On Tue, Dec 09, 2003 at 01:27:40PM +0000, Robert Sanderson wrote:
> > Finally, exact, any, and all are interesting cases. There is no 'any'
> > in Bib-1 (unless I have an old printout). 'all' I guess is 'word list'.
>
> For any, I turn the clause into a tree of OR clauses in bib1, AND clauses
> for all. Yes, this isn't quite correct, as the client will likely have
> different 'word' extraction to the server. Exact I use 2=3,5=100,6=3.
While debatable, there are advantages. If dealing with an existing Bib-1
system, it won't support the new pattern match form at present. It also
wont support 'any' and 'all'. So it sounds like the best practical solution
available at present is:
For Bib-1:
If a word based term (using 'all' and 'any' not '=' or 'exact')
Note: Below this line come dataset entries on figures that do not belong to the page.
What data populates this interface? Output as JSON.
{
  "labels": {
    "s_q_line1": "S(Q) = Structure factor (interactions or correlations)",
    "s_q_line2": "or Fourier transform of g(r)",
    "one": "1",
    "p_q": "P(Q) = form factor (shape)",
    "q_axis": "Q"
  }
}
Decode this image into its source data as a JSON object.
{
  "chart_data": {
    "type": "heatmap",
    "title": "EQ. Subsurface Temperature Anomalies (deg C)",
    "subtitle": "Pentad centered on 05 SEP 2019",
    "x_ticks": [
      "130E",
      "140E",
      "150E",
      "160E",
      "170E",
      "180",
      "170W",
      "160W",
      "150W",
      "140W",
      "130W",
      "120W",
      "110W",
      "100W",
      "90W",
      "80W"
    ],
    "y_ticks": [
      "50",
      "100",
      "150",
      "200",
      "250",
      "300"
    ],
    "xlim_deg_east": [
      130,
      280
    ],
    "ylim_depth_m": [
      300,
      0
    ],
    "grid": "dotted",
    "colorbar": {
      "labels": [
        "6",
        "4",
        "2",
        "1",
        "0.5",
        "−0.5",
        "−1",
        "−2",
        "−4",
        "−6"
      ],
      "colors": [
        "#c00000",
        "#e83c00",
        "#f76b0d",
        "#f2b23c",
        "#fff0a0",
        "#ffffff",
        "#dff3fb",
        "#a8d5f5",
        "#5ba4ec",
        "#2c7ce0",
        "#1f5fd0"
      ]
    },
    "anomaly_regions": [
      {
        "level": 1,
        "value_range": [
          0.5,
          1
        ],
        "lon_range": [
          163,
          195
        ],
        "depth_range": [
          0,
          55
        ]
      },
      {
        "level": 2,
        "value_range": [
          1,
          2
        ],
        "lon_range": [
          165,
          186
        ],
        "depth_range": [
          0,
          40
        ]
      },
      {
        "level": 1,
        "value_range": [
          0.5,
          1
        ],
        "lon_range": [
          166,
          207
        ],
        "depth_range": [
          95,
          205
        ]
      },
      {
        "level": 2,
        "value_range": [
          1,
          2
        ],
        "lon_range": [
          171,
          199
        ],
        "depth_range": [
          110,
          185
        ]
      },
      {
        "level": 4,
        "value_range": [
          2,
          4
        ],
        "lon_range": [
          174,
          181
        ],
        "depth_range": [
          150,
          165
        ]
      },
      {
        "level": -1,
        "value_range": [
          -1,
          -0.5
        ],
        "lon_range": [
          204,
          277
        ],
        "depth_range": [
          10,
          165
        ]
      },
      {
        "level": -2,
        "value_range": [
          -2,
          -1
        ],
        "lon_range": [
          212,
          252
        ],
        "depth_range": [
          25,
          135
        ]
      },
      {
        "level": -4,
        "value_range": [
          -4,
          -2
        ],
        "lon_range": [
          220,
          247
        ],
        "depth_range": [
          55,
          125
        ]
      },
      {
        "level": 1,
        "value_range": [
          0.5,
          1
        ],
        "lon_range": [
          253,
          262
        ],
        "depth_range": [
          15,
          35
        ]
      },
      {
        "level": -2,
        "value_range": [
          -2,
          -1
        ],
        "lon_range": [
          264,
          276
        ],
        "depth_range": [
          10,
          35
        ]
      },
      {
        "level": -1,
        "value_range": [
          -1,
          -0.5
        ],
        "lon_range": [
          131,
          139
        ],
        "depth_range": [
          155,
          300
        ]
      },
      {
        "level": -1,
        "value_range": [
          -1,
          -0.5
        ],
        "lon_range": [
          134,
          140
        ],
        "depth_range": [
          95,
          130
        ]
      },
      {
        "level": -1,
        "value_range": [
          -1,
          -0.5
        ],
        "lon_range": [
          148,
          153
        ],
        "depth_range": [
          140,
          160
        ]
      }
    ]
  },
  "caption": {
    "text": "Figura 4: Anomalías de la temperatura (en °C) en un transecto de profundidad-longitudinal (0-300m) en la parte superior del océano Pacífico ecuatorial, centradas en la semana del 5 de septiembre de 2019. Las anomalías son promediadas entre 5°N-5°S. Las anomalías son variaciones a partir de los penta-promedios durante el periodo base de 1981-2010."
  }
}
Split terms based on whitespace
Add first-in-field if '^' at start
Add left/right/both truncation if '*' at start/end/both
Error on anything more complex (could try a regexp format)
else
Leave term as single string and do the above '^' etc rules
end-if
For AA (if trying not to do it better than Bib-1 above):
Wait for any/all to be fixed in the standard
Wait for new CQL regexp to be added (if not added already)
Add CQL regexp attribute if query contains any of '^', '*', '?', and '\'
For Bib-1, there are a couple of regexp formats for Bib-1 that could be
tried, but cross translation of patterns from one format to another can
be tricky to get right and not necessarily portable.
I almost wonder if CQL should say for 'all' and 'any' that terms are
white space separated. If you say 'book-case' and the system indexes it
as two words, then treat as a phase query (adjacent words). This seems
to be what all the existing implementations do, so I wonder if the spec
should be changed to make it compatible.
Alan
|